Marjorie Thorpe, senior Djap Wurrung woman and elder for the Gunnai nation, spoke about growing up in Yallourn, the impact of mining and logging on waterways in Gippsland, the problem with the Voice and the need for Treaty.
"We've been out to those logging coupes and it's unimaginable for those people who haven't seen the razing of an environment. Scorched earth. We've seen forests we were told would be regenerated, there's nothing there... It's all about making money out of a resource (in a way) that is not sustainable. And if this continues what we are going to be left with is poisoned water and no trees... These are the things we need to talk about when we're talking about the work that needs to be done. We're talking about employment, this is ongoing employment, that (sustains the environment) instead of destroying it. And I think these are the things we need to protest for. We don't just need to protest, we need to fight for this, because this is fighting for our very future... That's what we have to do. And if they want to lock us up, well lock us up."

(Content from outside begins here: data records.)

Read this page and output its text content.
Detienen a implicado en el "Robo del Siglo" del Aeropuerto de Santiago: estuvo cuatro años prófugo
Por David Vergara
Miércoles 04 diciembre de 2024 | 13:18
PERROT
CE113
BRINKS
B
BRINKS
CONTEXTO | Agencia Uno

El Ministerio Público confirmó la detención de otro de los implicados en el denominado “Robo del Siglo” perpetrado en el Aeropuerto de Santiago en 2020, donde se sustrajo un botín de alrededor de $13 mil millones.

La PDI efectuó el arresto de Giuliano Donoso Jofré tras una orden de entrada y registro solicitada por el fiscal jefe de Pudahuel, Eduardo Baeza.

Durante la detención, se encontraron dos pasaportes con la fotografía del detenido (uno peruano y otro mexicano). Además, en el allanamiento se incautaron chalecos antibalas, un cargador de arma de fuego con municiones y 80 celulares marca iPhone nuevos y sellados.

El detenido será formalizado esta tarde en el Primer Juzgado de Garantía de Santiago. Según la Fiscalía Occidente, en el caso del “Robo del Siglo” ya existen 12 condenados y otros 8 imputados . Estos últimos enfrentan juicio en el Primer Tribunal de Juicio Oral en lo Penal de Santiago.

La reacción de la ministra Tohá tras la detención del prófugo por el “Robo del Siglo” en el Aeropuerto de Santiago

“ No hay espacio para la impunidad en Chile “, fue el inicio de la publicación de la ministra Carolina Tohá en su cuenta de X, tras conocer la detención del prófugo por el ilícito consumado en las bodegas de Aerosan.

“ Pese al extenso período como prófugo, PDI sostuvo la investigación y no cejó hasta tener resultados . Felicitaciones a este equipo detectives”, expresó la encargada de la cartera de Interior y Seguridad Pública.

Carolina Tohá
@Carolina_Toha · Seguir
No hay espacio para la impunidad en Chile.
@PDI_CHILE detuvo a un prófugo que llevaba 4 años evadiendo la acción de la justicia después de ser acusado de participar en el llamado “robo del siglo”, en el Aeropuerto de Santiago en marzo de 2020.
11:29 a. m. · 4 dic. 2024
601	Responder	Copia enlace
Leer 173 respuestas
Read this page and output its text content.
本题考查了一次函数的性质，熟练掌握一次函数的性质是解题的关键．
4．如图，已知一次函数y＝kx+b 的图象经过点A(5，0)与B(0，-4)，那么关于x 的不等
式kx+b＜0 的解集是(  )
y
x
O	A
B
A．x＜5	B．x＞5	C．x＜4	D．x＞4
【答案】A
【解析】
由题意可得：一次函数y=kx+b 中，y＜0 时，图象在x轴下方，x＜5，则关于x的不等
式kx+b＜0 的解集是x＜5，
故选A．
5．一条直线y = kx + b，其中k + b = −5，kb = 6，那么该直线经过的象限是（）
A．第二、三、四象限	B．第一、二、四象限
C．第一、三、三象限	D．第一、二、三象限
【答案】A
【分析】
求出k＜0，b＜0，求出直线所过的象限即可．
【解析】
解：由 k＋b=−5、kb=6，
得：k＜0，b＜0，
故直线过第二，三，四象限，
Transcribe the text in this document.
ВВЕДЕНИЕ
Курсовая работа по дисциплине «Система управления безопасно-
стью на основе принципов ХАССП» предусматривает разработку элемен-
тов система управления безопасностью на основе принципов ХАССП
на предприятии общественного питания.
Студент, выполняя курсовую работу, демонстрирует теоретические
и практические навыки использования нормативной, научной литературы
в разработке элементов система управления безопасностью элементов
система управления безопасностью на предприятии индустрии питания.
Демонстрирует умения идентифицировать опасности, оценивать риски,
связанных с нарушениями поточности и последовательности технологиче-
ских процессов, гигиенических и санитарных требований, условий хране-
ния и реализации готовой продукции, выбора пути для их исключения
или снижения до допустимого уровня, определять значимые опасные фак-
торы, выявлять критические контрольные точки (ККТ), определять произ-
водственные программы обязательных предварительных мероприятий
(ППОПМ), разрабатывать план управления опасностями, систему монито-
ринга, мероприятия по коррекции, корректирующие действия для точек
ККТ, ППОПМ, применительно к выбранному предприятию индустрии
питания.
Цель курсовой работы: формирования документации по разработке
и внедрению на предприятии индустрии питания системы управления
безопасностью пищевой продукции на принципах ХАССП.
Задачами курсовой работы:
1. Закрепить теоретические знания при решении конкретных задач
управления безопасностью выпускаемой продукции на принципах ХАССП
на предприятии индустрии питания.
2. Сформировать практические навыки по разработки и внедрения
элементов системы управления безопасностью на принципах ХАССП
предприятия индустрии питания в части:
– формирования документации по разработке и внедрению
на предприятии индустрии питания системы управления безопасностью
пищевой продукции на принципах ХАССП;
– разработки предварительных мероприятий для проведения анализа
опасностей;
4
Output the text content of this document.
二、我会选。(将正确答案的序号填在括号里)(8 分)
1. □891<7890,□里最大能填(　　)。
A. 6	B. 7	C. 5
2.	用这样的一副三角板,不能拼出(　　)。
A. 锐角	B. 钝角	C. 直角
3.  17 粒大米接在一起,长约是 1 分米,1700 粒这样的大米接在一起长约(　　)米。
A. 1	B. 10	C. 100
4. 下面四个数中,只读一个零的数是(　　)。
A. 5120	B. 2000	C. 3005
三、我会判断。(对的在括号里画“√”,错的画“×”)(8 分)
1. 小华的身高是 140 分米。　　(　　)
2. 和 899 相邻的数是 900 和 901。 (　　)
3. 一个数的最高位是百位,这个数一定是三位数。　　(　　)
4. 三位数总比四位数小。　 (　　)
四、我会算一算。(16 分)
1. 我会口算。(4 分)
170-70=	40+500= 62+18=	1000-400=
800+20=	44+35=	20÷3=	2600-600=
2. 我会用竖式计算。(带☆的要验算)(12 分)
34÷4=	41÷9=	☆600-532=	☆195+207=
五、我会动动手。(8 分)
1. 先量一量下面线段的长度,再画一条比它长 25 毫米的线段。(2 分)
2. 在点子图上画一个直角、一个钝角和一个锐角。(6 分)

Profiling all these struggles together on a platform was a way to initiate a dialogue between them about what commonalities there are and how we can better support each other's movements. This is how we build solidarity.
The second half of the event was designed to enable participation from the floor on how people want to continue to organise for climate and the environment. While the meeting identified practical ways to move forward via motions, it also demonstrated a participatory and bottom-up approach to decision making and movement building. Several motions were passed by those in attendance in person and online.
Motion 1:
The participants in this meeting will not be intimidated by the protest laws and commit to nonviolent direct action when necessary to protect the climate, the environment and the community. (Passed 100%)
Motion 2:
This meeting commits to participating in a state-wide mass action for the forests in the form of citizen science or other non-violent direct action to protect native forests, including from disaster logging. (Passed 98%)
Motion 3:
Establish a legal fighting fund to support those persecuted under these anti-protest laws, including a high court challenge to the laws constitutionality. (Passed 100%)
Motion 4:
This meeting calls on unions to actively and publicly denounce anti-protest laws - and encourage union members present to raise this within their unions. (Passed 100%)
Motion 5:
This meeting commits to investing in training and leadership for movement activists and organisers in Victoria so we can build our collective power, strategic capacity and solidarity (Passed 100%)
To read more about the motions and process, read the blog post.
Goongerah Environment Centre is calling out for volunteers to put these motions from the mass meeting into action. We need your help to help organise a state-wide action for forests, broaden links with the union movement around the anti-protest laws, develop a defence fund and help launch a high court challenge of Victoria's anti-protest laws, and help develop training and up-skilling for the movement to achieve these outcomes.
To find out more and get involved, visit: geco.org.au/mass_action_organising
With these anti-protest laws looming ahead of us, we know we can’t continue this work alone. When they try and isolate us, our strength is in broadening our struggle. Ending logging is a fight for climate, it’s a fight for Country, and it's a fight for good green jobs for regional communities. We must defend the environment and the right to protest for it.
Tuffy is a campaigner with Goongerah Environment Centre (GECO) and the organiser of the Mass Meeting.